First off, 90°C under load for mid-high end cards (especially AIB) is pretty normal. I'd clock using afterburner for a perfect or a mild OC to push the threshold and save that profile for gaming alone.
70°C at idle is sketchy. Bad heat dissipation/thermals, dust in the fans, malfunctioning fans/wires not plugged in to the PCB (not spinning), graphic intensive BG workload (check task manager if something is running) among a plethora of reasons.
Some update, i have installed the GPU in my case and measured the temp, in celsius.
Here is when its idle
and under load
Temps look fine to me, but when its under load is extremely loud, like vacuum cleaner.
I was thinking to open it and change paste, but I have seen on internet that there some thermal pads on memory chips, and now I am afraid to open it and damage those thermal pads.
btw this is not MSI card, its Gigabyte 2070 super gaming OC version.
This is normal for your card. You're done here.
About the sound, can you differentiate between a coil whine and the one you're experiencing?
A coil whine is a screeching sound emitted from your GPU's coils which are there as inductors to pass stable/consistent power delivery, all the time, depending upon the task and workload, and when that coil vibrates.

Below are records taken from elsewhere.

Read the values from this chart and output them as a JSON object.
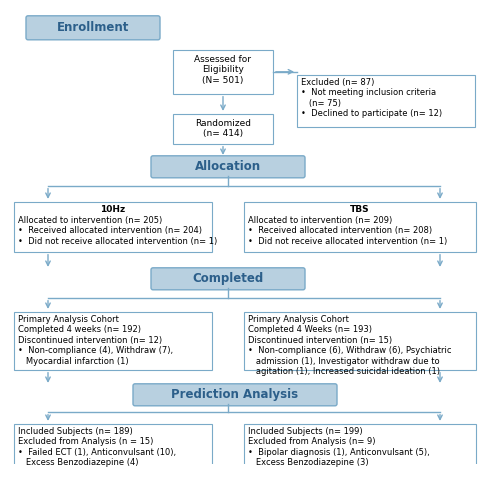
{
  "background_color": "#ffffff",
  "header_box_color": "#b8d0e0",
  "header_box_edge": "#7aaac8",
  "header_text_color": "#2c5f8a",
  "white_box_edge": "#7aaac8",
  "arrow_color": "#7aaac8",
  "font_size": 6.5,
  "header_font_size": 8.5,
  "enrollment_label": "Enrollment",
  "allocation_label": "Allocation",
  "completed_label": "Completed",
  "prediction_label": "Prediction Analysis",
  "eligibility_text": "Assessed for\nEligibility\n(N= 501)",
  "excluded_text": "Excluded (n= 87)\n•  Not meeting inclusion criteria\n   (n= 75)\n•  Declined to participate (n= 12)",
  "randomized_text": "Randomized\n(n= 414)",
  "hz10_title": "10Hz",
  "hz10_text": "Allocated to intervention (n= 205)\n•  Received allocated intervention (n= 204)\n•  Did not receive allocated intervention (n= 1)",
  "tbs_title": "TBS",
  "tbs_text": "Allocated to intervention (n= 209)\n•  Received allocated intervention (n= 208)\n•  Did not receive allocated intervention (n= 1)",
  "completed_left_text": "Primary Analysis Cohort\nCompleted 4 weeks (n= 192)\nDiscontinued intervention (n= 12)\n•  Non-compliance (4), Withdraw (7),\n   Myocardial infarction (1)",
  "completed_right_text": "Primary Analysis Cohort\nCompleted 4 Weeks (n= 193)\nDiscontinued intervention (n= 15)\n•  Non-compliance (6), Withdraw (6), Psychiatric\n   admission (1), Investigator withdraw due to\n   agitation (1), Increased suicidal ideation (1)",
  "prediction_left_text": "Included Subjects (n= 189)\nExcluded from Analysis (n = 15)\n•  Failed ECT (1), Anticonvulsant (10),\n   Excess Benzodiazepine (4)",
  "prediction_right_text": "Included Subjects (n= 199)\nExcluded from Analysis (n= 9)\n•  Bipolar diagnosis (1), Anticonvulsant (5),\n   Excess Benzodiazepine (3)"
}
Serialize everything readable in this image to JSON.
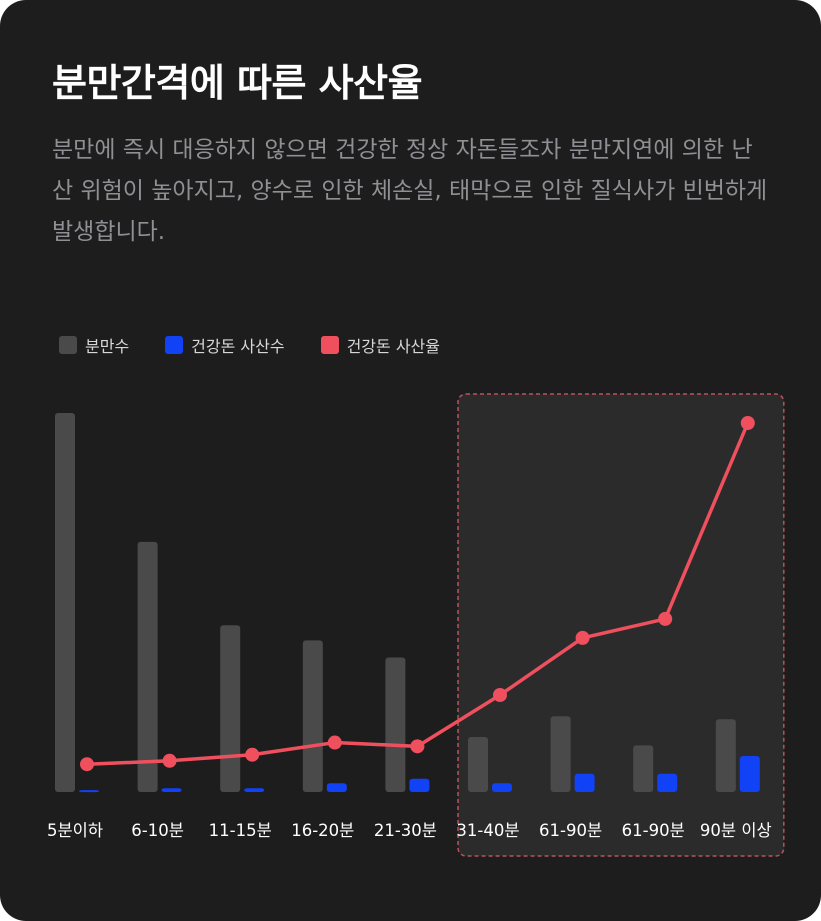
{
  "title": "분만간격에 따른 사산율",
  "description": "분만에 즉시 대응하지 않으면 건강한 정상 자돈들조차 분만지연에 의한 난산 위험이 높아지고, 양수로 인한 체손실, 태막으로 인한 질식사가 빈번하게 발생합니다.",
  "colors": {
    "background": "#1d1d1d",
    "births": "#4a4a4a",
    "healthy_stillbirths": "#1242f5",
    "healthy_stillbirth_rate": "#f0505e",
    "highlight_fill": "#2c2b2c",
    "highlight_border": "#b8535c"
  },
  "chart_data": {
    "type": "bar",
    "title": "분만간격에 따른 사산율",
    "categories": [
      "5분이하",
      "6-10분",
      "11-15분",
      "16-20분",
      "21-30분",
      "31-40분",
      "61-90분",
      "61-90분",
      "90분 이상"
    ],
    "series": [
      {
        "name": "분만수",
        "type": "bar",
        "color": "#4a4a4a",
        "values": [
          100,
          66,
          44,
          40,
          35.5,
          14.5,
          20,
          12.3,
          19.2
        ]
      },
      {
        "name": "건강돈 사산수",
        "type": "bar",
        "color": "#1242f5",
        "values": [
          0.5,
          1,
          1,
          2.3,
          3.5,
          2.3,
          4.8,
          4.8,
          9.5
        ]
      },
      {
        "name": "건강돈 사산율",
        "type": "line",
        "color": "#f0505e",
        "values": [
          7.3,
          8.2,
          9.8,
          13,
          12,
          25.5,
          40.5,
          45.5,
          97
        ]
      }
    ],
    "ylim": [
      0,
      100
    ],
    "highlight": {
      "from_category": "31-40분",
      "to_category": "90분 이상",
      "style": "dashed"
    },
    "legend_position": "top-left",
    "grid": false,
    "xlabel": "",
    "ylabel": ""
  }
}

Basically ALL GPU's have coil whine, we just don't hear them out loud because of N number of variables, like atmosphere sound, cases being open, load etc. The short term solution is to undervolt your GPU and cap the FPS either in-game or GPU software. 300+ FPS have the most intolerable coil whine.
What you're describing here maybe (don't quote me on this because YMMV) faulty GPU fans. A friend had this issue, changed them and it was fine. But she never had high temps like in your case. So, check all these variables here to narrow down.